Data analysis in selectivity experiments was performed as described previously.²² αSyn capture and release processes were detected with a threshold algorithm. A threshold was set at 0.75 times the open pore current at each applied voltage. Captures were detected when the absolute current level dropped below the threshold; releases (due to either retraction or translocation) are recorded when the absolute current level rose above the threshold. An “event” was defined as the time between a capture and its subsequent release. Data sampled at 4 μs were filtered with a median filter (order 21) such that the minimum event length was approximately 80 μs. Average currents were calculated by fitting a Gaussian function to a histogram of the filtered current for each voltage.

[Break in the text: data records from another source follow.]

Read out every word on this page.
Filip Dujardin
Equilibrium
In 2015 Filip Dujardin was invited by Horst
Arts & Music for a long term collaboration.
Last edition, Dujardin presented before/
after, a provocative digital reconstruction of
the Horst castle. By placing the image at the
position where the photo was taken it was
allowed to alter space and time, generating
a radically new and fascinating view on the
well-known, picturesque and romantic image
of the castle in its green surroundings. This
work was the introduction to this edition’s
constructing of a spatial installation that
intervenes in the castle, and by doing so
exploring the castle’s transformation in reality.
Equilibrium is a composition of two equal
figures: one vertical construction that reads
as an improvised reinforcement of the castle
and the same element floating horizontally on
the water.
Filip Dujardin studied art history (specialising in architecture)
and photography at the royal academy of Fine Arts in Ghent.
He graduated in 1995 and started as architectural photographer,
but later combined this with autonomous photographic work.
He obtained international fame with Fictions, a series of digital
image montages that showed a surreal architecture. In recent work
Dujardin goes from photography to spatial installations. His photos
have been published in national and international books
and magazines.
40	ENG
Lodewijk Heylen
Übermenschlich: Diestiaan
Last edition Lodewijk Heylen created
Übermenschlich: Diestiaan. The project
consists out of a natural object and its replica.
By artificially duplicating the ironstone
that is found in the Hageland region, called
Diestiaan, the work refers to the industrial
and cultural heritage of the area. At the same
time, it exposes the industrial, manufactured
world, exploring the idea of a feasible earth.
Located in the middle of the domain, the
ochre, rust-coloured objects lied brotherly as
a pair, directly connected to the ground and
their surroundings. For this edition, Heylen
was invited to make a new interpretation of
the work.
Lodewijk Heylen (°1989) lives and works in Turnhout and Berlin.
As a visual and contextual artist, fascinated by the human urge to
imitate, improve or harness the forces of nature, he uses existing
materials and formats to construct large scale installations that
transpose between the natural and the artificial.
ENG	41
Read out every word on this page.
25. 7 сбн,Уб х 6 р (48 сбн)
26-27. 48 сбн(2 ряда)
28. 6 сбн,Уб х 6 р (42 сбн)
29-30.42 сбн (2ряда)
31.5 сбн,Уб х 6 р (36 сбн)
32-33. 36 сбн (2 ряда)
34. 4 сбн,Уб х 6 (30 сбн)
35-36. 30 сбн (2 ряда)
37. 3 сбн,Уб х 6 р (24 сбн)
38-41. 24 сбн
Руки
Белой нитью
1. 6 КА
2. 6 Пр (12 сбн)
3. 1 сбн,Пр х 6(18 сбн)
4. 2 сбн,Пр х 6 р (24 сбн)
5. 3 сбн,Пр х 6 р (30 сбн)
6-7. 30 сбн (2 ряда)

These average currents were then used to differentiate between sublevels of each event corresponding to occupancy of VDAC by the C-terminal or N-terminal domain of αSyn.

Modeling and Optimization.

The model was implemented using custom Python code. Optimization was performed on the Bridges^40,41 high performance computing system using the DREAM Markov Chain Monte Carlo (MCMC) algorithm⁴² implemented in the software package Bumps.⁴³ Confidence intervals on parameters and model predictions are calculated from the last 24,528 of at least 744,528 total DREAM samples.